Meet Samson Ngaibona, 39, the director of Benz-Vi School in Bangui, the capital of Central African Republic. The school of more than 1000 students had to close its doors due to the massive violent eruptions from December 5, 2013, to March 19 this year. Despite the conflict and unpaid salaries, the enthusiastic teacher has been able to keep the school functioning since then, with rehabilitation support by Finn Church Aid.
How many students do you now have in the school?
“Now, after the rehabilitation work done by Finn Church Aid, the school population is back to the average of 1579 students, which it had before the escalation of the conflict. We now have between 50 and 60 people per classroom. Thanks to the rehabilitation, classrooms are now less crowded, and teachers feel more comfortable and professional in their duties.”
How does the ongoing conflict affect your staff and students? How about the school functions?
“In the spring, the first problem was security, so schools were not accessible. Then, the reality was that many children had witnessed the death of one or both parents and kept their trauma inside. Also, the lack of materials, such as pencils and textbooks were a big impediment to good pedagogy.” “In fact, with the collapse of the state authority, Benz-Vi missed teh state’s essential contribution in order to allow the school to function.“
How is it possible to guarantee the quality of education in difficult circumstances?
“Teachers, despite having their salaries resumed, are still waiting for their salaries from previous months. Nevertheless, most of them came to school to teach during the violence, even for just a few children present, as they were driven by a strong sense of patriotism and affection for the children, and respect for the school institution.”
How did you, yourself came to work in the field of education?
“I was born in Koumra, Chad, where my parents emigrated in order to find a living. I had a vocation there when I was 12 years old. I followed the example of my own teachers in Chad, who pushed and motivated me to become a teacher myself. Since then, I always praised the God for that moment and now I am happy and thankful.” “I came back to Bangui in 1990, and since September 2008 I’ve become a director at Benz-Vi School. I’m really proud of being a good example for the children.”
What is the main thing that you hope children learn in your school?
“Around 10 of my previous students have now become good state officials in different fields.

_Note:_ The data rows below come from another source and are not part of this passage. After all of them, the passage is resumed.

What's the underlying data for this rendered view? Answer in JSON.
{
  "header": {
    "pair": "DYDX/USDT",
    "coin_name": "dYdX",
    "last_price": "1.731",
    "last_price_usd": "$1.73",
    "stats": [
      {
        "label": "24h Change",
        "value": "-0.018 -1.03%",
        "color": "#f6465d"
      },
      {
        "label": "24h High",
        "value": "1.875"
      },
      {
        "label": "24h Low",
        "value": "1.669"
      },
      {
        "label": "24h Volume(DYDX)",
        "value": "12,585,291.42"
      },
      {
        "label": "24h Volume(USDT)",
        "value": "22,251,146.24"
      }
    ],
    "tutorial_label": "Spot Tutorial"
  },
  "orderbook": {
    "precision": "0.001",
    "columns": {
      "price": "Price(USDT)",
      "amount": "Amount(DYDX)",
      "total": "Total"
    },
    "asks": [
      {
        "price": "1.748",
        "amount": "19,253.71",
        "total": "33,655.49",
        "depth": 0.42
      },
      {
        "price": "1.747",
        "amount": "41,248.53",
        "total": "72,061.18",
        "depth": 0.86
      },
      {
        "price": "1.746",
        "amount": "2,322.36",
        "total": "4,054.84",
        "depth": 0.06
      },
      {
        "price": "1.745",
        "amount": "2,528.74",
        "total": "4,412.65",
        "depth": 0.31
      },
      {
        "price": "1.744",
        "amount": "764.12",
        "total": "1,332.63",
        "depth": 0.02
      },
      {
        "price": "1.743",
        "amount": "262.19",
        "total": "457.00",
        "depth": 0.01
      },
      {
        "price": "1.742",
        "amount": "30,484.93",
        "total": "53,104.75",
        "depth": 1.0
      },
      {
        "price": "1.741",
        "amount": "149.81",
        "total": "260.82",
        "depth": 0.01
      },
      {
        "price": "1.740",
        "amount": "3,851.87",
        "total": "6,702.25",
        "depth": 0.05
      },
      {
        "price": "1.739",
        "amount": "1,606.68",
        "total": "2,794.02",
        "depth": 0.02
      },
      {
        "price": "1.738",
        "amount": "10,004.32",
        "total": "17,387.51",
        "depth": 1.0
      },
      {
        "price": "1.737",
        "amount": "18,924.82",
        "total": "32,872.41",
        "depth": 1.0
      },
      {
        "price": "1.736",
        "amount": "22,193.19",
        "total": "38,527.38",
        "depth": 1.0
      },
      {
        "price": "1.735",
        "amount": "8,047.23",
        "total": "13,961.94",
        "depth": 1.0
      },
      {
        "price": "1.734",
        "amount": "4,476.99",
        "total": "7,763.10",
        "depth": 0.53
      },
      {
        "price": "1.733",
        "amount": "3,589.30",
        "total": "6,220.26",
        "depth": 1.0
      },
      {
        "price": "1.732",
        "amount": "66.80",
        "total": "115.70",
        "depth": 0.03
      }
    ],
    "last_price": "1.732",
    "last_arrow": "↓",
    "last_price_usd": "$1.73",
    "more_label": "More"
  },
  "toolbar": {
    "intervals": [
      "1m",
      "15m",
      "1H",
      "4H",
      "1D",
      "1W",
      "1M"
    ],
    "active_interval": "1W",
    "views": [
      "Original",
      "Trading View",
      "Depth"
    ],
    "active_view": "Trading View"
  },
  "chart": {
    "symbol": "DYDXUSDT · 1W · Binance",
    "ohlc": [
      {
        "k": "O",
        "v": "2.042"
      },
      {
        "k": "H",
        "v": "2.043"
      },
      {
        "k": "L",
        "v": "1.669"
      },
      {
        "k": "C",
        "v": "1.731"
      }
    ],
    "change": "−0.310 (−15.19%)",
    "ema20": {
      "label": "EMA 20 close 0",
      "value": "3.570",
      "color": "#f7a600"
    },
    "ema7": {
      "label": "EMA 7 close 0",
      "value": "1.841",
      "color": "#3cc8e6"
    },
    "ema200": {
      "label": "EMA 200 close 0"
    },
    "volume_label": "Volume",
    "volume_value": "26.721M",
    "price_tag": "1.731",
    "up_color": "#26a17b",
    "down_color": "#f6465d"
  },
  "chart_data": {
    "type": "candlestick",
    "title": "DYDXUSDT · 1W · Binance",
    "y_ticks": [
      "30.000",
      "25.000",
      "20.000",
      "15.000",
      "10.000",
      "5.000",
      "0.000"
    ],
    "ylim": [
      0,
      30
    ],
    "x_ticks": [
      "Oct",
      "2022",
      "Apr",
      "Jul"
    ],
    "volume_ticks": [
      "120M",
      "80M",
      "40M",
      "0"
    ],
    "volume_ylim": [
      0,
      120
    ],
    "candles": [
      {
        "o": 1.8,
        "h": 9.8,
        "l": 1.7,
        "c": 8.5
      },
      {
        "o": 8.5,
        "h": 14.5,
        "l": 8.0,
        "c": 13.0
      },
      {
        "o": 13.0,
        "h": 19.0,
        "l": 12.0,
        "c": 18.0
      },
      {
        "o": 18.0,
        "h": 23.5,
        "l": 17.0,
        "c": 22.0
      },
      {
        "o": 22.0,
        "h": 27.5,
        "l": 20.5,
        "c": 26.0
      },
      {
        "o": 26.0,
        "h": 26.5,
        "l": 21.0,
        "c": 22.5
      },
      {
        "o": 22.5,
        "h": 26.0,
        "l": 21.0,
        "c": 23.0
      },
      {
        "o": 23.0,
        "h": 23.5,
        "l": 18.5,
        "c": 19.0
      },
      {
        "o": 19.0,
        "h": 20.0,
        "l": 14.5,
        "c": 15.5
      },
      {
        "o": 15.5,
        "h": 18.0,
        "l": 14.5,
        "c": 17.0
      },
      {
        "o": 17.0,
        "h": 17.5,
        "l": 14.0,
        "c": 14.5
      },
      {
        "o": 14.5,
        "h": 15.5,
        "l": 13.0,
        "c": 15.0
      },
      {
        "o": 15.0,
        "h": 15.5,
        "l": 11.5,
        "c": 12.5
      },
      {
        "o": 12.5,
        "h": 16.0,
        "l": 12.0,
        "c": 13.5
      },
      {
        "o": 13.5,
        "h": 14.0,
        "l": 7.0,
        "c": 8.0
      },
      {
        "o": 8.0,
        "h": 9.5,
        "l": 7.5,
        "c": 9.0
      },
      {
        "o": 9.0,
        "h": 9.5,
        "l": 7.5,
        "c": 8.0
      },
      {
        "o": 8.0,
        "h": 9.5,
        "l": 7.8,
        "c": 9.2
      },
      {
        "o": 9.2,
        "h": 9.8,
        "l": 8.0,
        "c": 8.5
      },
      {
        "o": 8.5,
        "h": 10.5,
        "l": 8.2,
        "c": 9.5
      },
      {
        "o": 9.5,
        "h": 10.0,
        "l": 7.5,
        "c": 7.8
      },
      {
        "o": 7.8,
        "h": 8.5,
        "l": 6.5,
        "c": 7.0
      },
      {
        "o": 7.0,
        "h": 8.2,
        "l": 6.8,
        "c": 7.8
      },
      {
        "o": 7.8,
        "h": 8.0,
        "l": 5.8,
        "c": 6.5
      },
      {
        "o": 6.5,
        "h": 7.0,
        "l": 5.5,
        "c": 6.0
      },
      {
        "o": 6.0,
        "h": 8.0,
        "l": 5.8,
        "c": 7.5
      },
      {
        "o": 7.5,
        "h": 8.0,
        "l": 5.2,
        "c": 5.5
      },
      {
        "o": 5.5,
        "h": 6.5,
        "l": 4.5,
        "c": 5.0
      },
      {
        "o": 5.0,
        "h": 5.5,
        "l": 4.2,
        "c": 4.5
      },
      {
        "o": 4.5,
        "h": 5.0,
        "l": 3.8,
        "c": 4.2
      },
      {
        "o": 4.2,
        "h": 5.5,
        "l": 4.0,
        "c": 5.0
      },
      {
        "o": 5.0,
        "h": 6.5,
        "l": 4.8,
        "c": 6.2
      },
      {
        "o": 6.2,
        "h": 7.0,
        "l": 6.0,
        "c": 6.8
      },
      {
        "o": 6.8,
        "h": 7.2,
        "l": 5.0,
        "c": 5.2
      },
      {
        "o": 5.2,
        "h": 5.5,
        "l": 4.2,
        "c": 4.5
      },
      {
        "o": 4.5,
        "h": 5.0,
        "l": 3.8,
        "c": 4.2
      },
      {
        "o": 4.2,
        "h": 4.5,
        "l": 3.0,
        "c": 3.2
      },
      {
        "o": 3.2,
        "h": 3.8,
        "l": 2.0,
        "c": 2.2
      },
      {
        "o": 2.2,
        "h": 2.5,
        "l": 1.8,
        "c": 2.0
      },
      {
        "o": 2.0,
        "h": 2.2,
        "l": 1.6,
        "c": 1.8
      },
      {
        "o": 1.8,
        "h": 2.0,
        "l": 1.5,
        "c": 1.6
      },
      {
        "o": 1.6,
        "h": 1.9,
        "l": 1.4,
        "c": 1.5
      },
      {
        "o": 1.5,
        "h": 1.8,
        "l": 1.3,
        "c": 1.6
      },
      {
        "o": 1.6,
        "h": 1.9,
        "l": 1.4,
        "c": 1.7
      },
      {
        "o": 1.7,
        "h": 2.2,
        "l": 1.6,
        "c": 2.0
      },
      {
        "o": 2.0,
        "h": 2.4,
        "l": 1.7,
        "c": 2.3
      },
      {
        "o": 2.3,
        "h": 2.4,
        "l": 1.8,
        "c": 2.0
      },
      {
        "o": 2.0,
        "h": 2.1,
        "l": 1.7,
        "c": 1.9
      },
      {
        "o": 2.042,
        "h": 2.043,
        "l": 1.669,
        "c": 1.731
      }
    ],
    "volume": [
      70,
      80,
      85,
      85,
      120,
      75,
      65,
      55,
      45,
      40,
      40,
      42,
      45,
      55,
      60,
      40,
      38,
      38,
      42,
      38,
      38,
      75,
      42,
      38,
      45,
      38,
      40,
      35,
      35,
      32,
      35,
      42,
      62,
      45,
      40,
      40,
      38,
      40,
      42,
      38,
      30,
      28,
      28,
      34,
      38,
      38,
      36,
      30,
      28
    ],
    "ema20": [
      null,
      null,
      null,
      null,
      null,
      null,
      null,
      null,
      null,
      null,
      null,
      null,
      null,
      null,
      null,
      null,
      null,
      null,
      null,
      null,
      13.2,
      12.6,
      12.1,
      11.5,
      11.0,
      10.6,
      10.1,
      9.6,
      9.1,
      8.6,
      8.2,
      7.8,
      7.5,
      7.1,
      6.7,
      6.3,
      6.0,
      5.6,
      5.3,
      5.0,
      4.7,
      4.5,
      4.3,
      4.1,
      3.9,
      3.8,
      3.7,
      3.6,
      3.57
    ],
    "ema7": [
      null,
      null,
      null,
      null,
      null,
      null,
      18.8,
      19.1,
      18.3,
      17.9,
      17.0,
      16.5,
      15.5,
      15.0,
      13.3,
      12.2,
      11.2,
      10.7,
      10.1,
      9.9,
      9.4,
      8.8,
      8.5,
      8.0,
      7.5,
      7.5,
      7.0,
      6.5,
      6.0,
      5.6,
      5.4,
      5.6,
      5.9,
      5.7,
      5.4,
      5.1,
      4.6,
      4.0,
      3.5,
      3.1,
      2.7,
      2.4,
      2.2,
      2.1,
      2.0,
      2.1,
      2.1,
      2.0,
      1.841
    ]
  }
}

For me, it is like cultivating a good tree, to prepare future state officers with a great sense of dignity, love for the people, sense of loyalty and values with solid integrity. So that one day they can replace me in my position and participate in the development of CAR.” “To teach children how to read and write is my duty, I am sad, when I see children that do not come to school, and I do my best to encourage as many of them as possible to attend.”